With the years, Colarossi became something of a bohémien or bon vivant who cultivated the appearance of an aristocrat. The robust, hard-working model and renowned, art-school proprietor, began to stroll the boulevards, to frequent chic cafés and develop a penchant for English clothing. He indulged in those pleasures that Paris could offer those with money to spare and an easy conscience. Despite the fact that his academy was as popular and remunerative as ever, the high life of women and drink began to take its toll. But, it was Colarossi's betting on horses, with disastrous results, that forced him to close the academy's doors in the winter of 1901–1902. Duval reports that, "At the time of his death, the academy was and still is being run for the benefit of his creditors, according to the French law."

On 19 March 1910, the financially embarrassed academy, was advertised as being for sale on 18 April for the sum of 10,000 francs. The sale of the academy put its fate in the balance. The possibility of its imminent demolition so worried one of its American students, that (s)he wrote a reader's letter to the New York Herald asking for a rich compatriot to come forward who would be prepared to build a new, flagship, art school on the academy's hallowed ground. Thus, future students could continue to have access to the best education possible.

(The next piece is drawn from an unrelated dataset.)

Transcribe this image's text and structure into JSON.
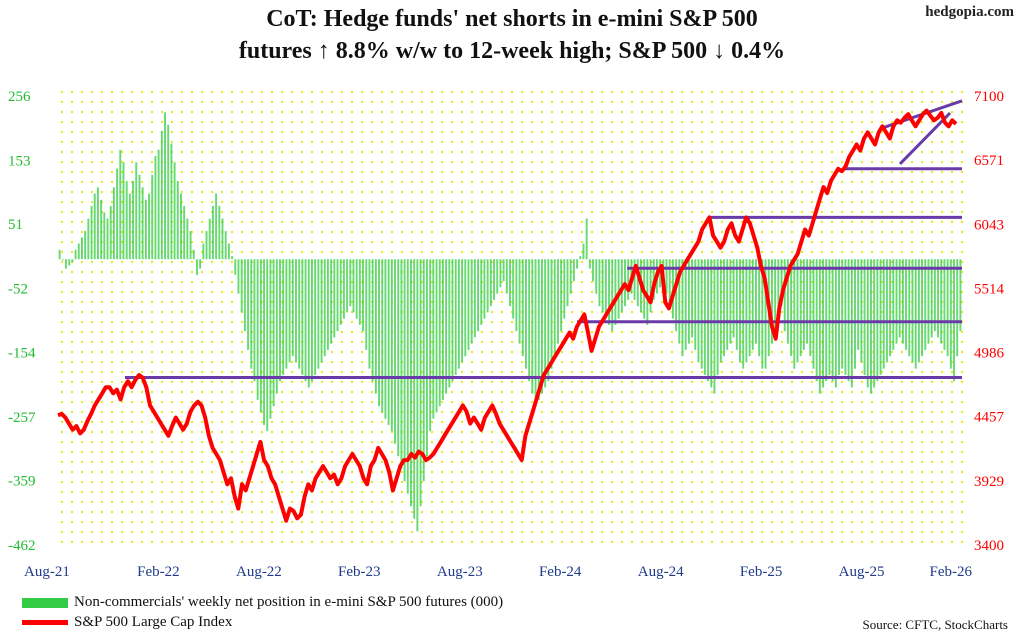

Seemingly, Colarossi's son Ernest found the necessary capital (10,000 francs plus costs, deposit etc. ), as he is recorded as succeeding his father in Le Courrier, a daily journal of judicial and legal notices, also on 18 April.

The academy certainly avoided closure as there were classes in November 1911, and Ernest is recorded as being very much in control of the academy in 1912.

In a meeting at the academy in 1913, the Société Internationale des Anciens Élèves des Académies Suisse-Crébassol-Colarossi ("International Society of the Former Pupils of the Suisse, Crébassol and Colarossi Academies") was formed. Its president was the renowned sculptor Jean Antoine Injalbert and its aim was to hold exhibitions by former students, both in France and abroad. The society would celebrate the contributions of the three schools to the world of art and promote the works of their students. However, the initiative seems to have failed, perhaps due to the advent of the First World War.

Various online sources state that Madame Colarossi (presumably his second wife) burned the academy's priceless archives in retaliation for her husband's philandering and that the academy subsequently closed in the 1920s or 30s. The first claim regarding the archive is entirely anecdotal reiteration and is not supported by any references. The dating of the academy's closure is simply incorrect. It was still open and very active in the 1940s and 1950s.

Colarossi's date of death is recorded as being on the 25 August 1906 at his private residence and academy annex, 43 Avenue Victor Hugo. The complete lack of contemporary articles reporting on the renowned Filippo Colarossi's life and funeral is difficult to explain and remains the subject of research.

== Notes ==

1. The photograph on which this print is based can be found in an article published in Pall Mall Magazine: 'Unknown Paris, Part III - Artist: Their lives, pleasures and haunts' by M. Griffith and Jean d'Oriol, Pall Mall Magazine, Vol. VII., September to December 1859, No. 31., November 1895, London, pp. 379–390. The magazine can be accessed on the hathitrust.org website.